Of course FDA drug approvals are only as good as the studies.

Which is the problem.

Forest paid Massachusetts General Hospital’s Jeffrey Bostic, MD $750,000 to chat up Celexa and Lexapro according to US District Court in Boston filings. AstraZeneca paid University of Minnesota Charles Schulz, MD $112,000 to push Seroquel according to US District Court in Orlando filings. And a decade of pain “studies” conducted by Baystate Medical Center’s Scott S. Reuben, MD on
Vioxx, Lyrica, Celebrex and Effexor were completely fabricated-including the patients say published reports.

And speaking of “made up, Coast IRB, an institutional review board which oversees some 300 clinical trials and 3,000 researchers agreed last year to approve a human trial for “Adhesiabloc,” a surgical gel which Congress and the Government Accountability Office completely made up in a sting operation.

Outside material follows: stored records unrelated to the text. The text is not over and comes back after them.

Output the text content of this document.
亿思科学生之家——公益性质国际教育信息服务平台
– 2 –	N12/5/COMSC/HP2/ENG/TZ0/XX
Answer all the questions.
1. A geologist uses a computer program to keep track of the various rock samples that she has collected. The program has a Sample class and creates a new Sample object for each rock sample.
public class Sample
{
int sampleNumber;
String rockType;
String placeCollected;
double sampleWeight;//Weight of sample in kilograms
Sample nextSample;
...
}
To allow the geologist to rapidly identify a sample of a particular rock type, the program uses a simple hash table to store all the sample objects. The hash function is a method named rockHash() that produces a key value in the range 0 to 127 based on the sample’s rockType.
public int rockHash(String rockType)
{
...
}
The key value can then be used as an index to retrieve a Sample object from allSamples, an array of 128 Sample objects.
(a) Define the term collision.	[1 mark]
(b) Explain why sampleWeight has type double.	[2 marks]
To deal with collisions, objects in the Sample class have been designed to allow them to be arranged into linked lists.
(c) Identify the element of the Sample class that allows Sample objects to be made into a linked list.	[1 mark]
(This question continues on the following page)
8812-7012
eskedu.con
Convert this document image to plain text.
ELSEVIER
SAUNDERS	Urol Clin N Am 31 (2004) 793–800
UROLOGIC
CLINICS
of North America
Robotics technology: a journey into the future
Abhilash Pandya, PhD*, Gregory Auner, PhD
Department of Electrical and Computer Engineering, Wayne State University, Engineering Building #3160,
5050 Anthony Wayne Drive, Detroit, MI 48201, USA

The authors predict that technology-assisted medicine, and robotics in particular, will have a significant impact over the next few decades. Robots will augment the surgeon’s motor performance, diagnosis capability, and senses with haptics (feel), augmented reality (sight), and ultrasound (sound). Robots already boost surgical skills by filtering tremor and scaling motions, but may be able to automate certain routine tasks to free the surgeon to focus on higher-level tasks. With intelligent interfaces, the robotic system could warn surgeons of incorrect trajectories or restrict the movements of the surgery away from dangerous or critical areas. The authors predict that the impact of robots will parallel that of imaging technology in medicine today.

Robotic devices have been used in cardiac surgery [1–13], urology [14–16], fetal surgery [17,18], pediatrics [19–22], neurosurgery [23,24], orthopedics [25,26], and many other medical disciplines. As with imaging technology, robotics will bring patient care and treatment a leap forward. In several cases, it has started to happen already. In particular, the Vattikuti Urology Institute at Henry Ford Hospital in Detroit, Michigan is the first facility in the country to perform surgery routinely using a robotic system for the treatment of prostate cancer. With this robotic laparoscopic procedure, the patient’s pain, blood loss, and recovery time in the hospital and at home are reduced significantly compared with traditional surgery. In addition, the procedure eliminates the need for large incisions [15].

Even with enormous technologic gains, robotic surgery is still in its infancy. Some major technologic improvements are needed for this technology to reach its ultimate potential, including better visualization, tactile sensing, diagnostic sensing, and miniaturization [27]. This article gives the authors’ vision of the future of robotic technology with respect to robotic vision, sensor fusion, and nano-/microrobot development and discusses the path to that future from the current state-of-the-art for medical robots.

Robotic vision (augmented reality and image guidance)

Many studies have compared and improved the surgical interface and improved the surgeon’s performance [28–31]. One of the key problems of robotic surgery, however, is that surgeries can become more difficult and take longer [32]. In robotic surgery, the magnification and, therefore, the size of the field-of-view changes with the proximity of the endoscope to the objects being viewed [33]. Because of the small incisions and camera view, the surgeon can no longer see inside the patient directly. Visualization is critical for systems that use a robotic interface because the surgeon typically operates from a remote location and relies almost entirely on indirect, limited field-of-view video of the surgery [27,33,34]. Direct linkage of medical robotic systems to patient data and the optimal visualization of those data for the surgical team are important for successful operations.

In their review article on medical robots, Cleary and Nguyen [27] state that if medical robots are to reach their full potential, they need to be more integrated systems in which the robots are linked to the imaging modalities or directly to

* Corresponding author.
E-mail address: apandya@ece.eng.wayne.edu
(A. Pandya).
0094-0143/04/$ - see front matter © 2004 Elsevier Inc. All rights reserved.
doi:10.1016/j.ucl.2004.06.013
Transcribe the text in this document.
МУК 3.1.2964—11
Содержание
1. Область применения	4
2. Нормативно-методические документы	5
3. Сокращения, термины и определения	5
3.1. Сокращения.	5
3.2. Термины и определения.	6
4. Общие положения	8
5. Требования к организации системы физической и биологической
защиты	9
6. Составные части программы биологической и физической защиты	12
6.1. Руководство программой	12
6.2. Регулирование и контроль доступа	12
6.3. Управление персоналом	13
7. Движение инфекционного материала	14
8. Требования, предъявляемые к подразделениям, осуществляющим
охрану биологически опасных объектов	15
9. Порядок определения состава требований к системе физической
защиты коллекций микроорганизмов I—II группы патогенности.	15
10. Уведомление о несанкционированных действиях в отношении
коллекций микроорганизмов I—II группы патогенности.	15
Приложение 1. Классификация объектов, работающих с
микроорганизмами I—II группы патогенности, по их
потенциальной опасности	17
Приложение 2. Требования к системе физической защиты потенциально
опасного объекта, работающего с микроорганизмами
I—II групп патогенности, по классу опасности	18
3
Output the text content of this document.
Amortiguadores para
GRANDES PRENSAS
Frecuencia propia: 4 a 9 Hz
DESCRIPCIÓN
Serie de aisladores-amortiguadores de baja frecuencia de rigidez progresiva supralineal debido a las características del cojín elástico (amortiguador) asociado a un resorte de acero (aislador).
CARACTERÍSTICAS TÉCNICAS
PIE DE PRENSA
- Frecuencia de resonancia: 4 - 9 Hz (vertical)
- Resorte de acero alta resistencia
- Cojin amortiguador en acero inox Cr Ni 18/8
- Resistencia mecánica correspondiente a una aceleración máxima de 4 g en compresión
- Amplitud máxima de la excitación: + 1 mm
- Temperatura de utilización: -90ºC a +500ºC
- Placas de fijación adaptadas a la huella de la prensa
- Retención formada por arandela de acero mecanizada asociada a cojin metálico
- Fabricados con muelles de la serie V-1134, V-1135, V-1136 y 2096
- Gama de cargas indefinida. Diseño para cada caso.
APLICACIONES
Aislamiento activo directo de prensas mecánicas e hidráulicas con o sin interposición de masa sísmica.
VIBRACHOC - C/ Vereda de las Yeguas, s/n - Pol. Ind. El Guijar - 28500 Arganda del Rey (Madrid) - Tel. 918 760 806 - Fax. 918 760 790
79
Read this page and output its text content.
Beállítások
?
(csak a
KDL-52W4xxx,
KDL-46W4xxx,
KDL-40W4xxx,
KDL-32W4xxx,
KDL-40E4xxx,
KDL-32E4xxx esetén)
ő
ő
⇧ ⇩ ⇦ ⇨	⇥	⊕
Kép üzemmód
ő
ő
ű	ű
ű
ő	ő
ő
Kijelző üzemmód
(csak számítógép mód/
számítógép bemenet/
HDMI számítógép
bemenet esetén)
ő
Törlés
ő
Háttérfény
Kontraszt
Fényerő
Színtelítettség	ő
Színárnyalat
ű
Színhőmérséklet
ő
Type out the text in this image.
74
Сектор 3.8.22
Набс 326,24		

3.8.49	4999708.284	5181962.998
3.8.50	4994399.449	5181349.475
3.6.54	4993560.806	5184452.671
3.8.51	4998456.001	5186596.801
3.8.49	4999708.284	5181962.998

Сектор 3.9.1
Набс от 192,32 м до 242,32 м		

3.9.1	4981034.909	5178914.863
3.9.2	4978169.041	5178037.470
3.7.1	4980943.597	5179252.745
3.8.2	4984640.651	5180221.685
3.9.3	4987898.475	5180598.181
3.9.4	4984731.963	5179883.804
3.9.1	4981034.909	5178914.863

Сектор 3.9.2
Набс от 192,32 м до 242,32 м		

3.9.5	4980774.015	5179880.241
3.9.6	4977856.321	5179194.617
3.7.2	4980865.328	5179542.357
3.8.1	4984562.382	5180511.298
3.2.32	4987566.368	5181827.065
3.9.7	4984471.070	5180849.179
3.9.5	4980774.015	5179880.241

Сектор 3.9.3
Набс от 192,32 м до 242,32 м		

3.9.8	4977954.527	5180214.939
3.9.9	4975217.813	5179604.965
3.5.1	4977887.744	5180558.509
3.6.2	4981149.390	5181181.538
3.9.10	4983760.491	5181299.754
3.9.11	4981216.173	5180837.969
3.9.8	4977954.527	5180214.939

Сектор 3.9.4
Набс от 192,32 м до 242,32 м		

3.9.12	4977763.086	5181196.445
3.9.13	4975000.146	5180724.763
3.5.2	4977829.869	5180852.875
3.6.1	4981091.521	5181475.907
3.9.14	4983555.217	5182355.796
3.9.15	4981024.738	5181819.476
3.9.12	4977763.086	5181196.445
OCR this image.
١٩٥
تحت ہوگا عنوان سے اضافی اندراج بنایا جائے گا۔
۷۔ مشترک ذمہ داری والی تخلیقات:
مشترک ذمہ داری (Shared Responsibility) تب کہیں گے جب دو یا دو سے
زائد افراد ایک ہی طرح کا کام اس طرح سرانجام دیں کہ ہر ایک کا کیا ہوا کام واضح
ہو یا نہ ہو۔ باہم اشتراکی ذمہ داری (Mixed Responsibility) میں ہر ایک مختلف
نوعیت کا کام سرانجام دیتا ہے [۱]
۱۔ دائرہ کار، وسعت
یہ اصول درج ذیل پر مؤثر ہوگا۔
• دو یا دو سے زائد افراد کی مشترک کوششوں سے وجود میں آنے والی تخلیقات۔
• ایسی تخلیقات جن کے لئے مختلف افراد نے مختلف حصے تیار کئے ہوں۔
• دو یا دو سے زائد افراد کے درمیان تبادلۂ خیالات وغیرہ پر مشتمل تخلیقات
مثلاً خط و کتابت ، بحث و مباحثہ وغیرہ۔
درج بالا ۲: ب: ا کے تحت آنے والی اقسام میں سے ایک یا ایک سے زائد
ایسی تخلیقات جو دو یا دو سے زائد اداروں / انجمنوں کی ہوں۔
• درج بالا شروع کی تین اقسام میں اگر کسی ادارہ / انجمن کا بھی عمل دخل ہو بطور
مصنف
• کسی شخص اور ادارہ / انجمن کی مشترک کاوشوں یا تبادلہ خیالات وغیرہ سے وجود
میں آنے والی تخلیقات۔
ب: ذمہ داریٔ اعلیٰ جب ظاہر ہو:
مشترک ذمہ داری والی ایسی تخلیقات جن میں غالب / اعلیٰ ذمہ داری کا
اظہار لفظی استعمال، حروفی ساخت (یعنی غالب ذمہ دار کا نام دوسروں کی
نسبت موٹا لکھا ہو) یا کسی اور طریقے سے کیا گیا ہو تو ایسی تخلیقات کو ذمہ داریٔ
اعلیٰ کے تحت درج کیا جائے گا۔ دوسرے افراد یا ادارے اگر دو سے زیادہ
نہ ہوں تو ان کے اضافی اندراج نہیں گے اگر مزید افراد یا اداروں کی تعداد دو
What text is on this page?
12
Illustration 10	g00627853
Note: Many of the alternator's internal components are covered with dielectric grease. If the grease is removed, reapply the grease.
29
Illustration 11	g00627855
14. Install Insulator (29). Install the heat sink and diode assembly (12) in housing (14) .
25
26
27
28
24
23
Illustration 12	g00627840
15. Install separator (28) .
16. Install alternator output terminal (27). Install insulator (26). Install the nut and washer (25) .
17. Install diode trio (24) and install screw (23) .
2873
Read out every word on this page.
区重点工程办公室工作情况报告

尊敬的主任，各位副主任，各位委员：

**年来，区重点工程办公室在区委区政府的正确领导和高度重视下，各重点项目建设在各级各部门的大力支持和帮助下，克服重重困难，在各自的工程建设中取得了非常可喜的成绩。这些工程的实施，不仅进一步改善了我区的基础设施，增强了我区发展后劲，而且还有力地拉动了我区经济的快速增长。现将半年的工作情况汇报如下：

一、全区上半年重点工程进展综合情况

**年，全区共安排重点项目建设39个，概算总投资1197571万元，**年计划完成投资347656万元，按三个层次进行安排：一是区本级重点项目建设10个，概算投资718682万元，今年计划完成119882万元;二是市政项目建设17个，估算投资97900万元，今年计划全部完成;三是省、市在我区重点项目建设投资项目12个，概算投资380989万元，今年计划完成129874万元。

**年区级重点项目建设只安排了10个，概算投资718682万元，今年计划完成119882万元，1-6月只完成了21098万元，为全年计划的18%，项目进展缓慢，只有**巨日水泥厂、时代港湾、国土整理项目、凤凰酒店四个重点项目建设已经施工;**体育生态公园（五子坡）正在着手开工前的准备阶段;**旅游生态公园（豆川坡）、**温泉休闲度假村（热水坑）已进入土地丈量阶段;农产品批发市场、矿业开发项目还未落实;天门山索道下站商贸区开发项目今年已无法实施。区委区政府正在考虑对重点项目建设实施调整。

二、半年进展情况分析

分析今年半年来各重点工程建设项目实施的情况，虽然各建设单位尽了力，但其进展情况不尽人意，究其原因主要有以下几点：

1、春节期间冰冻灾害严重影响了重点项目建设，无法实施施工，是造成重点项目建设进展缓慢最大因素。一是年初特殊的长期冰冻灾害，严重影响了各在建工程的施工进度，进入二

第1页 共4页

Oops.

And let’s not forget Joseph your-child-is-bipolar Biederman, MD at Harvard who assured benefactor Johnson & Johnson his studies would have proRisperdal results according to the New York Times-in advance of doing them. (Why leave things up to science?)
And Charles “Paxil” Nemeroff, MD who was forced to step down in December as psychiatry chairman at Emory University thanks to unreported GlaxoSmithKline income of up to $800,000.

And the pharma funded studies continue!

Last May a pro Lexapro article, “Escitalopram and Problem-Solving Therapy for Prevention of Poststroke Depression,” ran in JAMA, the Journal of the American Medical Association, with no mention of financial ties author Robert G. Robinson, MD has to Forest.

Why was, “a researcher with a history of being funded by SSRI makers…given a forum in the national media to tell the general public that anyone who has had a stroke, whether or not they have been diagnosed with depression,should start a prophylactic regimen of Lexapro…even though non-medical approaches perform just as well,” wrote Jonathan Leo, PhD, Associate
Professor of Neuroanatomy at Lincoln Memorial University in the British Medical Journal in March. ..And then there’s AstraZeneca’s “studies.”

Seroquel is linked to high blood sugar, weight gain, diabetes, cholesterol and triglycerides abnormalities, sudden cardiac death, suicide, Iraq war veteran deaths and the tardive dyskinesia it is supposed to prevent.

But its “safety” was established by a different kind of chemistry.

Research director for Seroquel, Wayne MacFadden, was having affairs with two women responsible for Seroquel studies say court documents: a researcher at the Institute of Psychiatry in London and a ghostwriter at Waltham, MA-based medical communications firm Parexel.

The studies upon which the FDA approved Seroquel for bipolar disorder-called “Bolder” I and II-were written by a ghostwriter, possibly accelerated by a motel room. And seated on the FDA’s Psychopharmacologic Drugs AdvisoryCommittee at the time was Jorge Armenteros, MD, who has been a paid AstraZeneca speaker for five years according to the Philadelphia Inquirer.

He now heads the committee as the FDA considers expanding Seroquel approvals to include depression and anxiety this month-and to children in June.

Hopefully FDA will keep some Seroquel for itself.

Martha Rosenberg is a columnist and cartoonist, who writes about public health.